Etiquette scolaire ou sticker de son groupe préféré, tout le monde a déjà eu entre les mains un autocollant ! A tout âge il est amusant de coller une image, un texte, sur un mur ou un objet. Diffuser un message par voie adhésive est rapide et peu coûteux. J’aborde ici l’histoire du sticker !

Table des matières

1 - Origine de l' autocollant

1940 entreprise Avery Dennison fabrique des stickers

L’histoire du sticker prend sa source en 1935 aux USA. Richard Stanton Avery crée une machine polyvalente qui fabrique et découpe des étiquettes adhésives. C’est la naissance de l’autocollant.

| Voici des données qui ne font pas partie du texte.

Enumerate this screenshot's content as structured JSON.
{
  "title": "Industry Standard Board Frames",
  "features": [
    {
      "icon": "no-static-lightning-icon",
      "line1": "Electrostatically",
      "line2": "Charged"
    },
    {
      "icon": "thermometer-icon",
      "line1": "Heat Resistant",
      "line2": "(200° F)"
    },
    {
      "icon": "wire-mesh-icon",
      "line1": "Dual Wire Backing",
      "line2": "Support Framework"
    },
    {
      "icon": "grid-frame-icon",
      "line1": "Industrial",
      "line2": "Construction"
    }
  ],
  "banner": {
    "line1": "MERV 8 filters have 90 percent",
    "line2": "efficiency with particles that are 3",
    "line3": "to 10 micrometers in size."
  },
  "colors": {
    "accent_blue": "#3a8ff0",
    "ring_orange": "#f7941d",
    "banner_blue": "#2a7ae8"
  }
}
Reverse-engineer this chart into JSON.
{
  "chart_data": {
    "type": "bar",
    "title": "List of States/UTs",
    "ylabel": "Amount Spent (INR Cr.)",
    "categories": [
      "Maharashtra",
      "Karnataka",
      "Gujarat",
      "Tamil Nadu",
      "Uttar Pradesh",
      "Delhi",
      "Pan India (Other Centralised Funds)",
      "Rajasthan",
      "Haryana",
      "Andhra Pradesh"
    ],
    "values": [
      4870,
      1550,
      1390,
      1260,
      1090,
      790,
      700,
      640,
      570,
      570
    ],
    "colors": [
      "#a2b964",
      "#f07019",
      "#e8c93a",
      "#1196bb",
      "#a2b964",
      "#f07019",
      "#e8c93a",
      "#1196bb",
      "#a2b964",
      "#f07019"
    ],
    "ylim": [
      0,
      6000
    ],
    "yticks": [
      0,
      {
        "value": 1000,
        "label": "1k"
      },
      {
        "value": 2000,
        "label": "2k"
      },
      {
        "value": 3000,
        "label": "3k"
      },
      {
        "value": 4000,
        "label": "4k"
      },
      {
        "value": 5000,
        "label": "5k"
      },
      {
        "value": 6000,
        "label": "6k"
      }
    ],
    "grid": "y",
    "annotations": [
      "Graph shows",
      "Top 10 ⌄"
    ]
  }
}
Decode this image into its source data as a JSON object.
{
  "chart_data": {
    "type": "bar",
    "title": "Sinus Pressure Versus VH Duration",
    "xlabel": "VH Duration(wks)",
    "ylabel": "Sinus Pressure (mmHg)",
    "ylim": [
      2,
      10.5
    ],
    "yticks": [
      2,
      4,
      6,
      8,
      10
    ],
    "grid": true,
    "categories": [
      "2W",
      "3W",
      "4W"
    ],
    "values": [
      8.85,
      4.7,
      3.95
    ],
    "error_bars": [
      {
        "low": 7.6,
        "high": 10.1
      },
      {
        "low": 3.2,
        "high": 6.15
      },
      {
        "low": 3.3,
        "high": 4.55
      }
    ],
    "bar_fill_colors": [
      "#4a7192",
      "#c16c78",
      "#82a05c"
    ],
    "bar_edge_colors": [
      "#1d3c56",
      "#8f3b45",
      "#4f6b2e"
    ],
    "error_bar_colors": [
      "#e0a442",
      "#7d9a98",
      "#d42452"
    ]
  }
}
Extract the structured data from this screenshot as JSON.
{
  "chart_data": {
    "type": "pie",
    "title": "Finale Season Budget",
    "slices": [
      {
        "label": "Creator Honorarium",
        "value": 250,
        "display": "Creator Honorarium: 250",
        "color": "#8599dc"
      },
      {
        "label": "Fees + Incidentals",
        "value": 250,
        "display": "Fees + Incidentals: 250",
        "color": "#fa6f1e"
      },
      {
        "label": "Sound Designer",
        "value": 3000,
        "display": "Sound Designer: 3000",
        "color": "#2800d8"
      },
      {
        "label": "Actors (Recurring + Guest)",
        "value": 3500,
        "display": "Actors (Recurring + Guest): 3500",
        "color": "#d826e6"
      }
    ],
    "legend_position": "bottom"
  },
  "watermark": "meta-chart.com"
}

Les décennies suivantes voient l’amélioration du procédé permettant ainsi une meilleure vitesse de production. A partir de cette période, l’histoire du sticker se développe véritablement.

Dans les années 60 et 70, l’usage de l’autocollant s’emploie pour l’étiquetage d’objets industriels et les notices d’instruction.

2 - Communiquer par image adhésive

Puis, l’autocollant sert de support de communication et de propagande pour les partis politiques et divers militants car c’est un moyen économique de répandre ses idées.

Par ailleurs, le sticker est également utilisé à des fins publicitaires par de célèbres marques telles que Coca-Cola, pour diffuser leur logo afin d’augmenter efficacement leur visibilité.

Ainsi, le sticker succède rapidement aux décalcomanies et devient un mode de communication artistique dans les années 80.

Il se développe chez les skateurs et les punks américains, envahissant le dessous des skateboards.

L’étudiant en art Frank Shepard Fairey de la Rhode Island School of Design développe en 1989 la première image virale sous forme d’autocollant.

Celui-ci représente le lutteur français André Roussimoff alias André le Géant (2,24 m) accompagné de la phrase “André the Giant has a posse”. ( “André le Géant a une bande de potes”).

premier autocollant andre the giant
Fairey passe l’été complet à placarder ce sticker dans les rues de Providence (Rhode Island – USA). C’est au tour de ses amis ainsi que d’autres street-artistes de se relayer pour le coller dans l’espace public des villes avoisinantes.

3 - Un développement viral

En 1998, la société Titan Sports ( renommée plus tard World Wrestling Entertainment – WWE ) menace de poursuites Shepard Fairey pour avoir utilisé la marque déposée André The Giant.

A cette époque également, Fairey fonde une marque de vêtements streetwear qui rencontre un vif succès dans la communauté skateboard. Il modifie les traits du lutteur André le Géant pour changer le logo de sa marque et transforme le nom en Obey Giant.

En conséquence, cette image virale devient un véritable emblème qui se répand au-delà d’une impression textile. Elle sera déclinée en adhésifs ou pochoirs, placardés sur des surfaces publiques ( murs et autres arrêts de bus ).

Le terme “obey” à traduire par “obéis” provient du film Invasion Los Angeles de John Carpenter ( en version originale They Live – 1988 ).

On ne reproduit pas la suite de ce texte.